「世界の終わりの塔」の楽曲化に寄せて

 こんばんは。六野みさおです。noteに投稿するのはこれが初めてになりますね。今回は、四人組グループ「noverhythm」での活動について話します。

 「noverhythm」は小説とボカロの融合を目指すグループで、ボカロ曲の小説化や小説のボカロ化を行っています。今回、私の小説「世界の終わりの塔」が4696さんによって足立レイのボカロ曲「leave」で表現されました。まずはそちらのリンクを。

 4696さんは映像も自身で制作なさっています。4696さんは去年末が初投稿の新人ですが、ボカロや音楽の本質について考察する良い曲をすでにいくつか投稿されています。今年5月の、自身初のカゼヒキ作品である「祈り」はYouTubeで自身最高の伸びを記録するなど、調子を上げている印象です。今回の「leave」もピアノメインの美しい曲です。ぜひ聞いてみましょう。

 さて、今日私が話すのは、この曲の原作の小説「世界の終わりの塔」の自己分析です。まずはリンクを。

https://ncode.syosetu.com/n1387hz/

 これは2022/12/13に投稿されたものです。当時の私は高校二年生ということになります。なろうでは38pt、カクヨムでは19ptで、ややカクヨムのほうが伸びています。とはいえ、今はそういう話をしているわけではありませんから、内容を見て分析していきましょう。ずいぶん前に書いたものなので、私自身もこの小説の存在を忘れかけていました。

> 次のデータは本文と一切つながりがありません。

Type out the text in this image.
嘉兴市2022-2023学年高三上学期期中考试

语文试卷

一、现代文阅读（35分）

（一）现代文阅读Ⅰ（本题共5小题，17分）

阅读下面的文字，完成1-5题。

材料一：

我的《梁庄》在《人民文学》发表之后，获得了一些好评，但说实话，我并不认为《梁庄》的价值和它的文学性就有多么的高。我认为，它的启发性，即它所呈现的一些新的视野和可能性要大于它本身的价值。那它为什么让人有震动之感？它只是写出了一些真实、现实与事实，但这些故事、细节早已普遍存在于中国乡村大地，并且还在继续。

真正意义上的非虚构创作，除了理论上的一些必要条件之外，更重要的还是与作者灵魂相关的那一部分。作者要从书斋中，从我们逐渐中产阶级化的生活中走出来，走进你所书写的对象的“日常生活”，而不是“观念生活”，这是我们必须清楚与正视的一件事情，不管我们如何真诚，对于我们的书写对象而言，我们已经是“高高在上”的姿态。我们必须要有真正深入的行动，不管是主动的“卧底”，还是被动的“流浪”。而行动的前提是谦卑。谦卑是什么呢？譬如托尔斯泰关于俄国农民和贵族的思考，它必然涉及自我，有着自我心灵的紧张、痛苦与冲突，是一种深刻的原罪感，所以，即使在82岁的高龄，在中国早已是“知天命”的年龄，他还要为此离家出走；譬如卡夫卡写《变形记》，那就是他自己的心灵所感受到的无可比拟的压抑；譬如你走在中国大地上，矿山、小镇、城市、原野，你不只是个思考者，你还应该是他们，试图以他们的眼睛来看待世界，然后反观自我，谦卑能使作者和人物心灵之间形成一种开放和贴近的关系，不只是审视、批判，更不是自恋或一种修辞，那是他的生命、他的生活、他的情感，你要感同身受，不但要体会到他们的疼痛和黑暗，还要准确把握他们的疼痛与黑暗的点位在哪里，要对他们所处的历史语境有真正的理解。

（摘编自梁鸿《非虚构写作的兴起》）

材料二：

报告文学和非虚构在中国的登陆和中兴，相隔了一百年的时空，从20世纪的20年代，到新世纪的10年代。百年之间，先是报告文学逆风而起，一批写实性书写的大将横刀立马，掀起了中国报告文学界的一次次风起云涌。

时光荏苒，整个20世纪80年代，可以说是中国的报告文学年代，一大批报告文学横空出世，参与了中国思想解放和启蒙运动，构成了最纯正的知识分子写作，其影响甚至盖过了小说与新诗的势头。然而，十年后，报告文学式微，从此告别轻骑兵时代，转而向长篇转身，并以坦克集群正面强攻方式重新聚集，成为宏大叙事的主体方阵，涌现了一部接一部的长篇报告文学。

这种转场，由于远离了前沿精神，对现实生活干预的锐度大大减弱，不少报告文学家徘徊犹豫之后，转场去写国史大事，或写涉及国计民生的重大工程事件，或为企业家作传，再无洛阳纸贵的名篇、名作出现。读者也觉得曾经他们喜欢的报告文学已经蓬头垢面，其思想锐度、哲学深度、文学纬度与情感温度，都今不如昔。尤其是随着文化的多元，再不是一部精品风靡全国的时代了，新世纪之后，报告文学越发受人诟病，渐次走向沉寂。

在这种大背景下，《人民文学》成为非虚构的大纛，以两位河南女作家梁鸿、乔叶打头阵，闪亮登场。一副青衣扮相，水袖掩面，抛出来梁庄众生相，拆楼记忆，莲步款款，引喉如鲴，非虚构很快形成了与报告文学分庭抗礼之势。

 実は、4696さんがどの小説を使うかはMV投稿まで私にも明かされていませんでした。プレミア公開で「あ!」と初めて理解したわけです。私は正直別の小説が採用されるかと思っていて、「世界の終わりの塔」は書いたことすら忘れていました。本当に今慌てて読んでいるのです。私はこんな原作者でよいのでしょうか。でも、それが芸術の融合の醍醐味なのかもしれません。

 前置きが長くなりました。本文の分析に入ります。

 本文は草原に立つ時計台の描写で始まります。その時計台の屋上に「彼女」という人物がいます。おそらく若い女性、10代の少女でしょう。

 作中の世界は文明が崩壊しています。彼女は自分を最後の生き残りの人間だと思っています。それが真実かどうかは作中から読み取ることはできませんが、彼女が長い間自分以外の人間を見ていないことは事実です。もちろん、そんな状態に置かれた人間が正気を保っていられるわけがなく、これが前半の山場である彼女の自殺願望につながります。

 ここでポイントになるのは、いわば「最後の人間のジレンマ」です。彼女の認識では、彼女が死ぬと世界から人間は消えます。つまり、彼女が死んだとしても、それを認識する人間はいないわけです。それが彼女の突発的な自殺願望を抑制することになります。その後、少し典型的な空腹感の描写のあと、虚空に手を伸ばす少女が描かれます。これは終盤への伏線となります。

 次に、この作品のシンボルである時計台と少女の関わりが描かれます。時計台はもちろんこの世界に文明が栄えていた時代に建てられたものです。しかし、文明は崩壊し、時計台はその用を為さなくなりました。それでも、長い間世界の移り変わりの中で立ち続けていた時計台に体を預けることで、彼女にもう一度世界を終わらせること(ここでは、彼女が死ぬことによって世界を観測することができなくなること)を無意識的に思い出させています。ところが、まさに彼女がふらふらと身投げしようとしたとき、夜明けが来て、これが転機になります。

 とりあえず「世界に、色彩が戻った。」から次の段落までは描写をお楽しみください。夜明けの絶景に感動した彼女は、謎の声を聞きます。この声に根拠はありませんが、その後の彼女の手の動きからは、彼女が前半に比べて希望を取り戻していることが読み取れます。

 ここまでが本文の解説でした。それではちょっと裏話を。

 この作品はもともと、よく知られているボカロ曲から影響を受けています。ハチ氏の「WORLD'S END UMBRELLA」ですね。終末世界という設定、高い建物が中心を占めるという点では、似ているところがあります。違うのは、ハチ氏の曲で登場する男は私の作品では現れません。声は聞こえてきますが、それは限りなく彼女の空想に近いものです。あくまで一人の人間が終末世界でどのような心理状態になるのかを、私は描きたかったのです。このあと彼女が男に出会って恋が始まる展開を予想した人も多いかと思いますが、私はそこまでは描かないつもりです。あと傘関係ない。それに、実際楽曲化された段階では、ハチ氏の影はほとんどありませんね。つまりこれでよかったのです。

 近いうちに4696さんの曲も小説化するつもりです。なろうは二次創作に厳しいので、おそらくピクシブになります。4696さんのメインテーマであるボカロの存在意義のようなものにスポットを当てたいです。またそのときはよろしくお願いします。